Without flexibility, it’s mothers who take the biggest hit.
Moms find themselves cobbling together flexibility through part-time or contingent jobs – with lower hourly wages, less heath insurance and private pension coverage and less job security. Thirty-one percent of employed women work in a nonstandard arrangement, compared to only 22 percent of men. Others take time out of the workplace. This economic sidelining of mothers is responsible for a number of familiar sounding phenomena: the “glass ceiling,” the “wage gap,” and the “feminization of poverty.” The wage gap between men and women is to a large extent a mommy gap – researchers find the difference between men’s and women’s wages is a full 10 percent to 15 percent larger for mothers than women without children. Women are about 15 percent less likely than men to be offered health insurance directly through their employer and women receive less in private pension and Social Security benefits than men. No wonder that 12 percent of women 65 and older fall under the poverty line, compared to 8 percent of men.

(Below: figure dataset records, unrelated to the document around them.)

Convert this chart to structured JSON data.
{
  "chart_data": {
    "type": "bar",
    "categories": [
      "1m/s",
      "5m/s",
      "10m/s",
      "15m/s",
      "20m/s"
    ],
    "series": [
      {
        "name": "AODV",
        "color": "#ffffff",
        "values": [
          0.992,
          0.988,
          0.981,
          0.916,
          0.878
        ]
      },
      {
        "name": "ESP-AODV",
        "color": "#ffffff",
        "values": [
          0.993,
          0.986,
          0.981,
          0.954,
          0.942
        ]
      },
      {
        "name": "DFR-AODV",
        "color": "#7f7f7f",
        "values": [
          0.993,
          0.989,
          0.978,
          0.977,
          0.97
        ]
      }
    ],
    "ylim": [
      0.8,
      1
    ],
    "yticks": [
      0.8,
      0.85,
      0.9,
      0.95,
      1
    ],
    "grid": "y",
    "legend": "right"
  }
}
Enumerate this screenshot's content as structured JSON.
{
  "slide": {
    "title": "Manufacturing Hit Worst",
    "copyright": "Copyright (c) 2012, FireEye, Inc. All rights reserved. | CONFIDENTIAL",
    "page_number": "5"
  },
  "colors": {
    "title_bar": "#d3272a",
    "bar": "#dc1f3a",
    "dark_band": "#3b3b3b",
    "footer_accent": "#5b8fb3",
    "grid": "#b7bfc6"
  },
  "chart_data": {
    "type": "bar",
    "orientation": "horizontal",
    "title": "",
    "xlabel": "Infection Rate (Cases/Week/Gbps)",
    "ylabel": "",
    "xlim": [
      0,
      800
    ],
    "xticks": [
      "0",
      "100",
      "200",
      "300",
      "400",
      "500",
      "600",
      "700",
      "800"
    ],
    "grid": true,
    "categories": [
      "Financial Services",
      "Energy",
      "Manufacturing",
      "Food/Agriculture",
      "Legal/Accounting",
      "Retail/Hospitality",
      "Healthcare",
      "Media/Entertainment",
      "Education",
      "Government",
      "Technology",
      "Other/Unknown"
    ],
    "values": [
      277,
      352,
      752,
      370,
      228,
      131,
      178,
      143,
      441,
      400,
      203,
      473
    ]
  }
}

Mothers pay an emotional price as well. A recent study found that parents with inflexible jobs and inadequate after-school options are so anxious that their productivity suffers.
Not surprisingly, employed mothers wind up sleeping almost an hour less a night.
Why do mothers put up with this? Is it because we’re too tired to complain? Or is it that we feel we are somehow at fault – that we were selfish and naïve to think we could “have it all?”
Title IX and the “girl power” phenomenon changed the way teenage girls looked at themselves and were treated by society. Yet, the empowered teens of yesterday are poised to become the stressed out, economically vulnerable, exhausted moms of tomorrow – as a result of our continuing lack of imagination and failure of political will.
What would it take to mainstream moms?
Employees would need more flexibility, paid family and medical leave and an ability to say no to overtime. Health insurance, pension coverage, unemployment insurance and disability insurance would be available to both full-time and part-time workers, no matter who their employer or what their job. And of course, quality, affordable childcare, pre-K and after-school would be available to all.
Call it the next stage of feminism, real family values or a way to enhance US competitiveness in a global economy. Whatever the name, these reforms would give American employees both the flexibility of part-time jobs and the security of full-time jobs. Mothers would be freer to move into the economic mainstream and dads to take on more family responsibilities – and both would be less worried about their families’ future.
And then maybe we can all get a good night’s sleep.
Karen Kornbluh is the director of the Work and Family Program at New America Foundation.